¹ Department of Urology, Brady Urologic Institute
² Department of Oncology, The Sidney Kimmel Comprehensive Cancer Center, The Johns Hopkins University School of Medicine, Room 1M43, 1650 Orleans Street, Baltimore, Maryland 21231, USA

(Correspondence should be addressed to J T Isaacs; Email: isaacjo{at}jhmi.edu)

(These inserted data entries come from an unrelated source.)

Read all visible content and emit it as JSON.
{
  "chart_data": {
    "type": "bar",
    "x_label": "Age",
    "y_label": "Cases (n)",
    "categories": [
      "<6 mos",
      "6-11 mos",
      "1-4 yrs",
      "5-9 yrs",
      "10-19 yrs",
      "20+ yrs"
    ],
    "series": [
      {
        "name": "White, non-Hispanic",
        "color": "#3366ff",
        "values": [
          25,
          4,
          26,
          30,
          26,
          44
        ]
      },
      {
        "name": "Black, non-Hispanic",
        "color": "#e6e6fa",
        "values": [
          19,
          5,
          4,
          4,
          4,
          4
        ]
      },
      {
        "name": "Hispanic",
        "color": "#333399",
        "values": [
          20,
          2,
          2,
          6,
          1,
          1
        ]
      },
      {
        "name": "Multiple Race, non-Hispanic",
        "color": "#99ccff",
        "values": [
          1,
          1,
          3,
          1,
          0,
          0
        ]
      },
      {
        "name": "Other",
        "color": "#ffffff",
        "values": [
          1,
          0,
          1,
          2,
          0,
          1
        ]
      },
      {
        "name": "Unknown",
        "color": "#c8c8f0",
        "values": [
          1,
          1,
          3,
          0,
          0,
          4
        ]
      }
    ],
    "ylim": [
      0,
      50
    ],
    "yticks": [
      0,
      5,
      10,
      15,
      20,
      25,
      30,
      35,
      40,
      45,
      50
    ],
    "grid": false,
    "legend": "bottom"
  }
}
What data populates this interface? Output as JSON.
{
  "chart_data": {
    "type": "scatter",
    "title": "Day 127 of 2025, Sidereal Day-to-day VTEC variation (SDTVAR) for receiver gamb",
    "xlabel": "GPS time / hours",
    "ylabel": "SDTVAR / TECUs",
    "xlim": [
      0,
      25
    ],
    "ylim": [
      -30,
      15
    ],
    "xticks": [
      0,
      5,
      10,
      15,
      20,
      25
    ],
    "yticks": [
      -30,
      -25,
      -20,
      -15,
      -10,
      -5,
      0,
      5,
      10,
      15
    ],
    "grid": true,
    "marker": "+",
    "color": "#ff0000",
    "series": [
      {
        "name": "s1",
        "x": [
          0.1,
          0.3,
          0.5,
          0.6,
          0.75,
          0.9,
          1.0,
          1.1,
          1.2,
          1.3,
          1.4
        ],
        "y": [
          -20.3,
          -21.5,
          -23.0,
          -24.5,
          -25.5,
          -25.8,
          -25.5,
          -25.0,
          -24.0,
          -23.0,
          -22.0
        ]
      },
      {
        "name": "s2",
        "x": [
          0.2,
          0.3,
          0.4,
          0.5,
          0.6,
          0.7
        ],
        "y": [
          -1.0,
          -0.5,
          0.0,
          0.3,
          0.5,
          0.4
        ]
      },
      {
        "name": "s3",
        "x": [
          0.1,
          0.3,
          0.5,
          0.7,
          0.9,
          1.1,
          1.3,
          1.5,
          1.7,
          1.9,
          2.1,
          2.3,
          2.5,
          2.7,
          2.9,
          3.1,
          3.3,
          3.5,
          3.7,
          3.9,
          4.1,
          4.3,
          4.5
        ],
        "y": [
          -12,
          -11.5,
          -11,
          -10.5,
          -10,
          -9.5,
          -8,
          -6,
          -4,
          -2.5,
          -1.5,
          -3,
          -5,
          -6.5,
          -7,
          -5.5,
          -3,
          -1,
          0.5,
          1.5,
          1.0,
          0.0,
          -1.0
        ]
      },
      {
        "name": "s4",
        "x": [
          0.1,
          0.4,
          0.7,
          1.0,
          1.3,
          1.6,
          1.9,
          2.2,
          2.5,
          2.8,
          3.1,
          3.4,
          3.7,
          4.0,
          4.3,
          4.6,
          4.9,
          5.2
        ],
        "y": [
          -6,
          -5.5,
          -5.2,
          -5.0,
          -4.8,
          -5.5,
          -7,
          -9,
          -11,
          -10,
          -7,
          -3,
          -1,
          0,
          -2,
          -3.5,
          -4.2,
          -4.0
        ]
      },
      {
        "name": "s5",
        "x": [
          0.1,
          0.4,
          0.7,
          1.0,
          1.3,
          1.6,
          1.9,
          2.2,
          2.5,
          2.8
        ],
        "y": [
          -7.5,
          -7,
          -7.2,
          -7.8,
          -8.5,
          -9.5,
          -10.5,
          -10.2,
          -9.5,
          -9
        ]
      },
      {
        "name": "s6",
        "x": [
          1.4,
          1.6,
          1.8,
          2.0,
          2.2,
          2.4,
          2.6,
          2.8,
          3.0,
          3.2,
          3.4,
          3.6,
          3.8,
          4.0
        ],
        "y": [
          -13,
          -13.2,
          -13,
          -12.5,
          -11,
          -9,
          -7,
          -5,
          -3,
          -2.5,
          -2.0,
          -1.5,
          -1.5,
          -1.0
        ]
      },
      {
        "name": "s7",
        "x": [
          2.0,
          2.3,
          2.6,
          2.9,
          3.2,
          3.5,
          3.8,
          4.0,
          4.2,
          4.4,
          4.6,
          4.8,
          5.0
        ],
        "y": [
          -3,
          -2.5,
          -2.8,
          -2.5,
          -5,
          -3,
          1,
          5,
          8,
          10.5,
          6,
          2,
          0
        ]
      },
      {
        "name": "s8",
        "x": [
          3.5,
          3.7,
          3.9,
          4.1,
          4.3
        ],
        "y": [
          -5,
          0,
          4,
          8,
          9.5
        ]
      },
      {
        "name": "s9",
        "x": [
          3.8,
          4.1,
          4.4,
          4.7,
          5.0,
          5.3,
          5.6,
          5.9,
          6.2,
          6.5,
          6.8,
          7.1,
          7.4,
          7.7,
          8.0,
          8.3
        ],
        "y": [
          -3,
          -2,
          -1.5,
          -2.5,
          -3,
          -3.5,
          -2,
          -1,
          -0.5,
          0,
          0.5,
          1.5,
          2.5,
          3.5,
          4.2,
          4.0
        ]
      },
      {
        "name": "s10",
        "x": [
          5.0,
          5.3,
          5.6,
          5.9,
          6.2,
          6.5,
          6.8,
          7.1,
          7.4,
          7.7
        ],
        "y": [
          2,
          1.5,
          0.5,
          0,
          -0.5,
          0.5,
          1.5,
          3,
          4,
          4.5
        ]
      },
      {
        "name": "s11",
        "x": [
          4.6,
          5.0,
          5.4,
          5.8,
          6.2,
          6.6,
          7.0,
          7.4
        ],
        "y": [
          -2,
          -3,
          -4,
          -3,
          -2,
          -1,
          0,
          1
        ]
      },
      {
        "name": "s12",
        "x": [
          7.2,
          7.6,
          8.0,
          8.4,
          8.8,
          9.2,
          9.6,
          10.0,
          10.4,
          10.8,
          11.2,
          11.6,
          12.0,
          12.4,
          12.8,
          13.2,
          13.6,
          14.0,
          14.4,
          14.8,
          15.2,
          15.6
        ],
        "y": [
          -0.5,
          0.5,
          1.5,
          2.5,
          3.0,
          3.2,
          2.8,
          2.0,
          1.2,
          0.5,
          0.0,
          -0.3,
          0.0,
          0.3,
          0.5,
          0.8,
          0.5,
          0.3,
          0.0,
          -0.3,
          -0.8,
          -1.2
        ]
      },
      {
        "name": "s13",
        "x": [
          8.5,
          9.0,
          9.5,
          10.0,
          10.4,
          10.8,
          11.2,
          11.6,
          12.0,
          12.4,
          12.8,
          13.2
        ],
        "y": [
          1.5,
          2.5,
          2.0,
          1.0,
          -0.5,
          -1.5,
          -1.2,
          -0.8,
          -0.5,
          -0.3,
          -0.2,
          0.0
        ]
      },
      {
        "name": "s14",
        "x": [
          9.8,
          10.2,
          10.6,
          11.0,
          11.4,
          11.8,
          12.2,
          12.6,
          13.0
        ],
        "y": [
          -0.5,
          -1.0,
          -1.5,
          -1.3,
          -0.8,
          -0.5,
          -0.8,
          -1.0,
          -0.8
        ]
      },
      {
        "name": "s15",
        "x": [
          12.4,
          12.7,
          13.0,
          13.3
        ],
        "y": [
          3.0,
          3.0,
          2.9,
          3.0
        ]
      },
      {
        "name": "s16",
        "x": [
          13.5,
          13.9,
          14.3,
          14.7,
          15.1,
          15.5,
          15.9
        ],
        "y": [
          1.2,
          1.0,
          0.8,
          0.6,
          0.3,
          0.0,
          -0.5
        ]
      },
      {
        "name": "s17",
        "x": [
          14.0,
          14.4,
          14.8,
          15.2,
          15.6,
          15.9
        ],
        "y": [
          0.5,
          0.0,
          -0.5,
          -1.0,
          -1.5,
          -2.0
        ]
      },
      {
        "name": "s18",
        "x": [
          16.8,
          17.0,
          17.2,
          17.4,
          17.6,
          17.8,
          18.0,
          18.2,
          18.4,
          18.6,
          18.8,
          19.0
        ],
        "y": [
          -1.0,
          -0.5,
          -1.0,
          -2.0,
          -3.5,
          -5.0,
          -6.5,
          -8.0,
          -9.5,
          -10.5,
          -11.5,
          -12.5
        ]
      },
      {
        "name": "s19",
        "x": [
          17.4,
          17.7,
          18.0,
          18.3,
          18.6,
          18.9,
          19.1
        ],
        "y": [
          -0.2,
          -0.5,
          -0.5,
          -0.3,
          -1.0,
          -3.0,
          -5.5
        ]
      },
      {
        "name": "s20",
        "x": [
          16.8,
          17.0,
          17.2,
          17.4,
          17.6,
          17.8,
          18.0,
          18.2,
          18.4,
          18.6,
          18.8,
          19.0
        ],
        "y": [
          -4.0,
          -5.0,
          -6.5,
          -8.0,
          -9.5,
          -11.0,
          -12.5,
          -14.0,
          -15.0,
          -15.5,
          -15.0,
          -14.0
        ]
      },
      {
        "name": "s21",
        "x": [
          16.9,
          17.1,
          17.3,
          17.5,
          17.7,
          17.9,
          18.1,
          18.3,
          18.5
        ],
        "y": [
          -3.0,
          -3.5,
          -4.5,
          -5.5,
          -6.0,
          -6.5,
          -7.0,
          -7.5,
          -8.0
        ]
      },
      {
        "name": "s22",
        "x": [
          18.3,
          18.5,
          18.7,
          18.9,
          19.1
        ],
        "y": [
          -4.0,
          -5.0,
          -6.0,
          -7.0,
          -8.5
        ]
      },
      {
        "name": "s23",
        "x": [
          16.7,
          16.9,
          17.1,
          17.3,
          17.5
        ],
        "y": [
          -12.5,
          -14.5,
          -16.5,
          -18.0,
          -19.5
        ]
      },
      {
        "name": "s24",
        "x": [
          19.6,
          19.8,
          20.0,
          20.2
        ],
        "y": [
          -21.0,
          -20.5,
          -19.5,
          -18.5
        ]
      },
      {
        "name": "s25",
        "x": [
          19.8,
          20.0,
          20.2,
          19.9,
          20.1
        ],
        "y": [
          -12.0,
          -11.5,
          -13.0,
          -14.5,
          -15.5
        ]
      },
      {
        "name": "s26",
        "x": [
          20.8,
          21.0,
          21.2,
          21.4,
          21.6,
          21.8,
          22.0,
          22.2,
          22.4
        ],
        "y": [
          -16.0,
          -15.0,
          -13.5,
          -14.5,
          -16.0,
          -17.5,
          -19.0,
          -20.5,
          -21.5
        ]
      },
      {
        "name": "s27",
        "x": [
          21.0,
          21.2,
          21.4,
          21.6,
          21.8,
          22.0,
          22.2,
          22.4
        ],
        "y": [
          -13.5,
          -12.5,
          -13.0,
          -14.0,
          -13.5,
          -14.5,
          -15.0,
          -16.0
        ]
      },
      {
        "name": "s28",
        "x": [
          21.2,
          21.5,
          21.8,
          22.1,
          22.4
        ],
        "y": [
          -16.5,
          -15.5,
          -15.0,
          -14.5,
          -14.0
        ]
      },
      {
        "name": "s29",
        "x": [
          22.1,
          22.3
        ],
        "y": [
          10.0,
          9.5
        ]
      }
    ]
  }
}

During middle G₁ of the cell cycle origins of replication orchestrate the ordered assembly of the pre-replication complex (pre-RC), allowing licensing of DNA required for DNA replication. Cyclin-dependent kinase activation of the pre-RC facilitates the recruitment of additional signaling factors, which triggers DNA unwinding and replication, while limiting such DNA replication to once and only once per cell cycle. For both the normal and malignant prostate, androgen is the major stimulator of cell proliferation and thus DNA replication. In both cases, the binding of androgen to the androgen receptor (AR) is required. However, the biochemical cascade involved in such AR-stimulated cell proliferation and DNA synthesis is dramatically different in normal versus malignant prostate cells. In normal prostate, AR-stimulated stromal cell paracrine secretion of andromedins stimulates DNA replication within prostatic epithelial cells, in which AR functions as a tumor suppressor gene by inducing proliferative quiescence and terminal differentiation. By direct contrast, nuclear AR in prostate cancer cells autonomously stimulates continuous growth via incorporation of AR into the pre-RC. Such a gain of function by AR-expressing prostate cancer cells requires that AR be efficiently degraded during mitosis since lack of such degradation leads to re-licensing problems, resulting in S-phase arrest during the subsequent cell cycle. Thus, acquisition of AR as part of the licensing complex for DNA replication represents a paradigm shift in how we view the role of AR in prostate cancer biology, and introduces a novel vulnerability in AR-expressing prostate cancer cells apt for therapeutic intervention.